Stock Price: How is the share price determined?

Why do prices fluctuate every second? How the current stock price is formed by supply, demand, and psychological factors.

# Stock Price: How is the share price determined?

The **current stock price** represents the market value of a single share of a company at a given moment. It is a dynamic figure that fluctuates constantly, driven by the interplay of supply and demand on the stock exchange. Understanding how this price is determined is crucial for any investor.

## The Market Mechanism: Order Book and Matching

At the heart of stock price determination lies the **order book**. This is a digital record of all outstanding buy and sell orders for a particular stock. Buyers place **bid prices**, indicating the maximum they are willing to pay, while sellers set **ask prices**, representing the minimum they will accept.

The stock exchange's trading system then acts as a **matching engine**. When a bid price matches an ask price, a trade occurs. The price at which this trade happens becomes the new **current stock price**. For example, if the highest bid for a company's stock is $50 and the lowest ask is $50.10, and a buyer decides to accept the ask price, the stock's price will be recorded as $50.10. Conversely, if a seller accepts the bid price, the transaction will occur at $50.

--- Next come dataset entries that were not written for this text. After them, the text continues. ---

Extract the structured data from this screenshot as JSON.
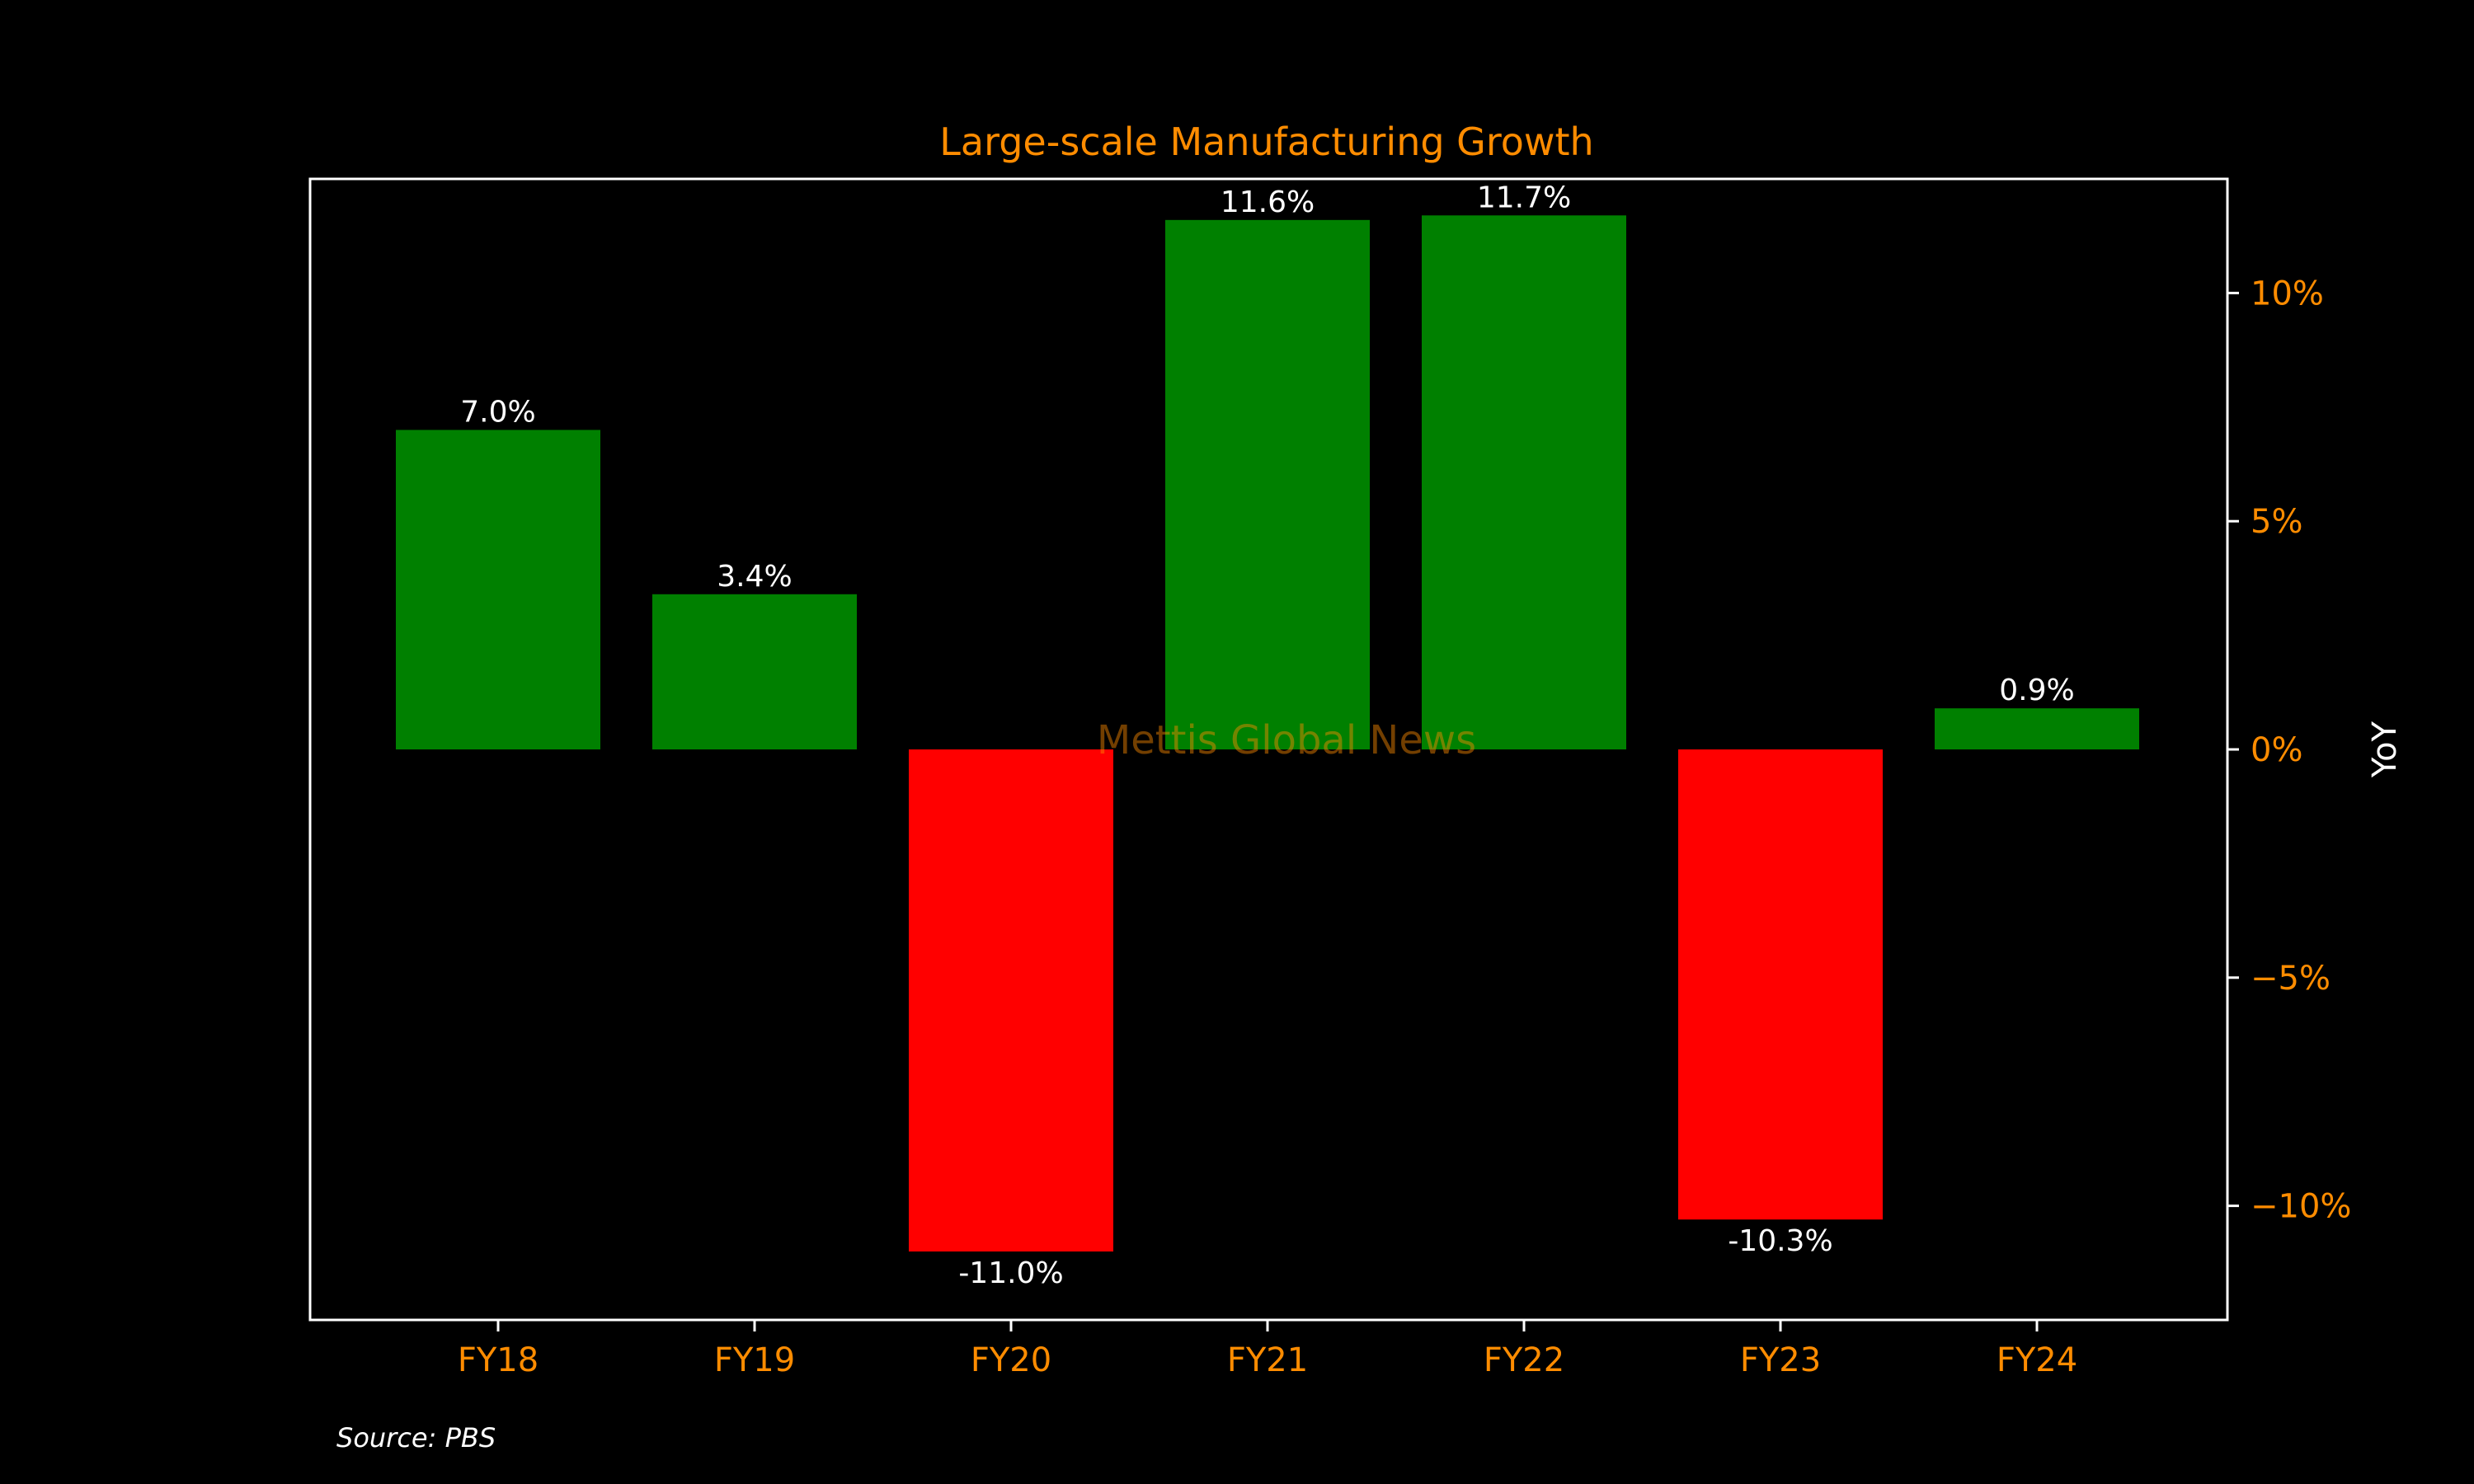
{
  "chart_data": {
    "type": "bar",
    "title": "Large-scale Manufacturing Growth",
    "categories": [
      "FY18",
      "FY19",
      "FY20",
      "FY21",
      "FY22",
      "FY23",
      "FY24"
    ],
    "values": [
      7.0,
      3.4,
      -11.0,
      11.6,
      11.7,
      -10.3,
      0.9
    ],
    "value_labels": [
      "7.0%",
      "3.4%",
      "-11.0%",
      "11.6%",
      "11.7%",
      "-10.3%",
      "0.9%"
    ],
    "ylabel": "YoY",
    "y_axis_side": "right",
    "ylim": [
      -12.5,
      12.5
    ],
    "yticks": [
      -10,
      -5,
      0,
      5,
      10
    ],
    "ytick_labels": [
      "−10%",
      "−5%",
      "0%",
      "5%",
      "10%"
    ],
    "grid": false,
    "colors": {
      "positive": "#008000",
      "negative": "#FF0000",
      "background": "#000000",
      "accent": "#FF8C00",
      "frame": "#FFFFFF"
    }
  },
  "watermark": "Mettis Global News",
  "source": "Source: PBS"
}
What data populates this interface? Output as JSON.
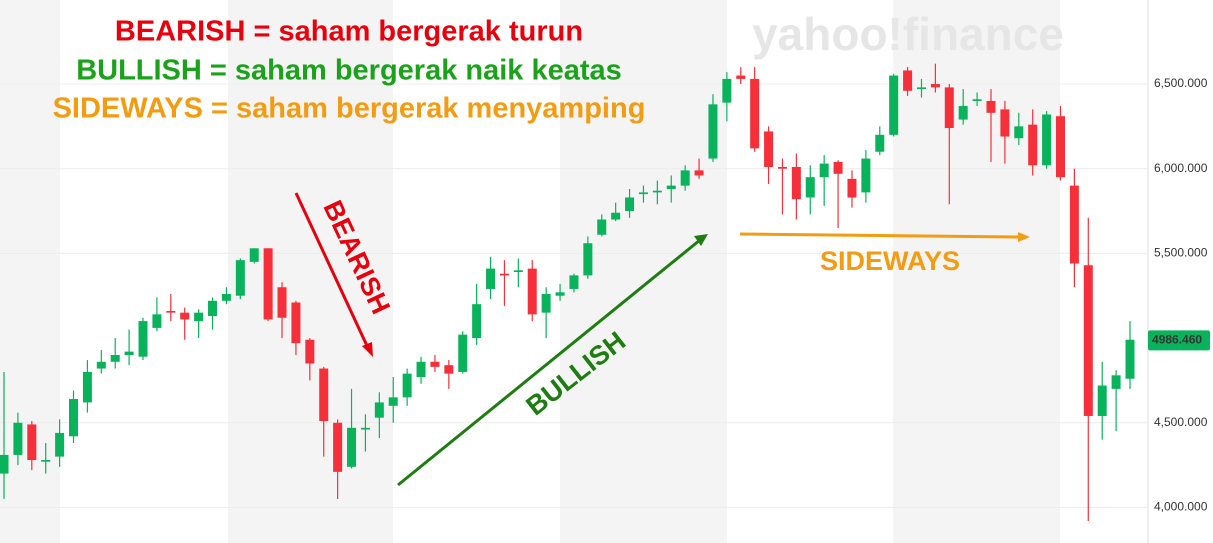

## Price vs. Intrinsic Value

It's important to distinguish between the **current stock price** and a company's **intrinsic value**. The intrinsic value is an estimation of a company's true worth, based on fundamental analysis of its assets, earnings, growth prospects, and management. The stock price, on the other hand, is the market's collective perception of that value, which can be influenced by a multitude of factors beyond pure financials. Often, the stock price can deviate significantly from the intrinsic value in the short term.

## Influence of News and Quarterly Reports on Volatility

The stock market thrives on information. **News events** and **quarterly financial reports** are significant drivers of stock price volatility. Positive news, such as a new product launch or strong sales figures, can increase demand and drive the price up. Conversely, negative news, like a product recall or disappointing earnings, can lead to increased selling pressure and a price decline.

For instance, if a company announces better-than-expected **quarterly earnings**, investors' confidence might rise, leading to more buy orders and thus a higher stock price. If the same company misses its earnings targets, the opposite is likely to occur, potentially causing a sharp drop in price as investors sell their holdings. This sensitivity to information is what creates the daily fluctuations seen in stock prices.

## Conclusion

The current stock price is a real-time reflection of supply and demand, facilitated by the order book and matching engine. While it represents the market's current valuation, it is distinct from a company's intrinsic value. Investors must remain aware of how news and financial reports can impact this price, influencing market sentiment and driving volatility.